Have the kids suffered because I put myself back onto the to do list?  No, of course not.  Is life now perfect?  Is it chuff.  In many ways life is as shite as ever.  Money-wise, we have had an awful year.  And recently there have been extra challenges to overcome, in that I am now a single parent Monday-Friday.  I have to make my own tea and everything.  But it’s a healthy tea.  While the kids are in school, the house still doesn’t get cleaned, but that’s because I am busy pounding the streets of my neighbourhood, working up a sweat and a good few endorphins, blasting my ears with fabulous 80s grooves and feeling like I am in the video.  I feel so much better for it.  And I lost some weight too. Win-win.


Mamas, put on your own oxygen mask first, before helping others.  If we diminish ourselves by ignoring our own needs, there’ll be nothing left of us worth having by the time we are in a position to really give back.  Fill your own cup first, so that you can nourish others from the overflow.  Just go, ‘Wooooooooooooooooo!!!  I’m doing it!!!’  Not everyone will like it, some people will slag you off behind your back or even to your face – so what???  You might make an arse of yourself - again, so what???
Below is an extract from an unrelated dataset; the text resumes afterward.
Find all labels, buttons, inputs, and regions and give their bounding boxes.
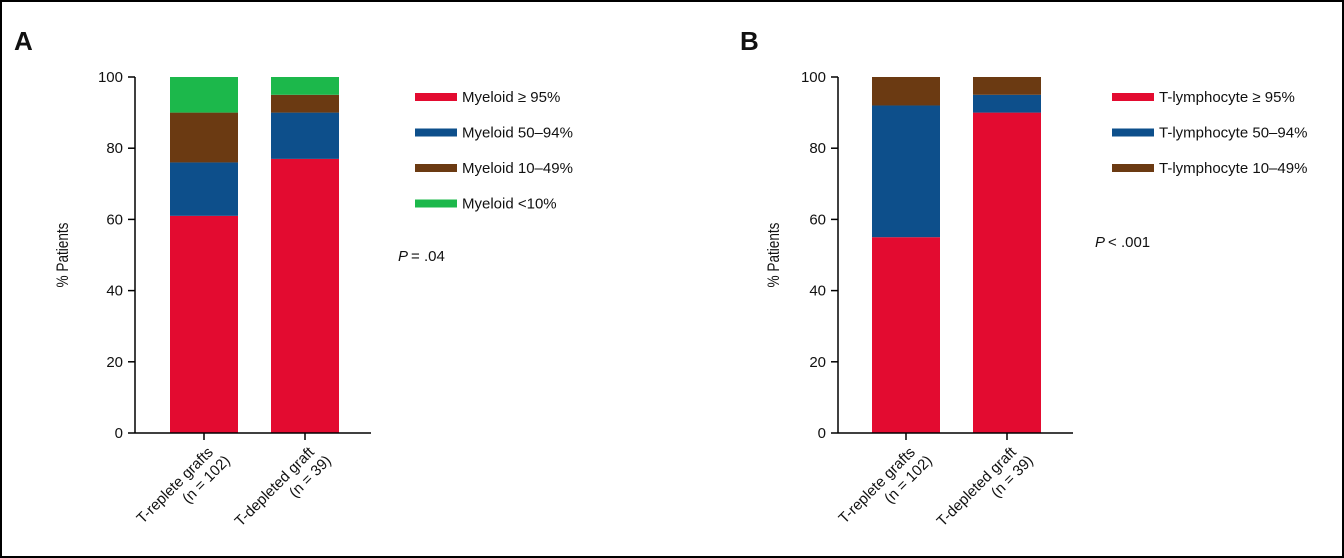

In the words of Hunter S. Thompson, “Life should not be a journey to the grave with the intention of arriving safely in a pretty and well preserved body, but rather to skid in broadside, in a cloud of smoke, thoroughly used up, totally worn out, and loudly proclaiming, ‘Wow! What a ride!’”

If your question is 'Shall I?'  Then let the answer be a resounding YES.

What are you doing for yourself today?